Autosomal dominant frontometaphyseal dysplasia: Delineation of the clinical phenotype

Am J Med Genet A. 2017 Jul;173(7):1739-1746. doi: 10.1002/ajmg.a.38267. Epub 2017 May 12.

Abstract

Frontometaphyseal dysplasia (FMD) is caused by gain-of-function mutations in the X-linked gene FLNA in approximately 50% of patients. Recently we characterized an autosomal dominant form of FMD (AD-FMD) caused by mutations in MAP3K7, which accounts for the condition in the majority of patients who lack a FLNA mutation. We previously also described a patient with a de novo variant in TAB2, which we hypothesized was causative of another form of AD-FMD. In this study, a cohort of 20 individuals with AD-FMD is clinically evaluated.

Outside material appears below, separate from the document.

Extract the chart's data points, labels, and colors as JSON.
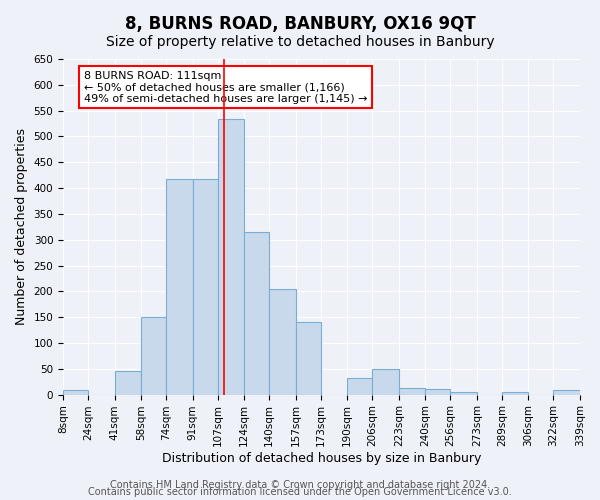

This cohort consists of 15 individuals with the recently described, recurrent mutation (c.1454C>T) in MAP3K7, as well as three individuals with missense mutations that result in substitutions in the N-terminal kinase domain of TGFβ-activated kinase 1 (TAK1), encoded by MAP3K7. Additionally, two individuals have missense variants in the gene TAB2, which encodes a protein with a close functional relationship to TAK1, TAK1-associated binding protein 2 (TAB2). Although the X-linked and autosomal dominant forms of FMD are very similar, there are distinctions to be made between the two conditions. Individuals with AD-FMD have characteristic facial features, and are more likely to be deaf, have scoliosis and cervical fusions, and have a cleft palate. Furthermore, there are features only found in AD-FMD in our review of the literature including valgus deformity of the feet and predisposition to keloid scarring. Finally, intellectual disability is present in a small number of subjects with AD-FMD but has not been described in association with X-linked FMD.

Keywords: Frontometaphyseal dysplasia; TAB2; TAK1; keloid; locus heterogeneity; scoliosis.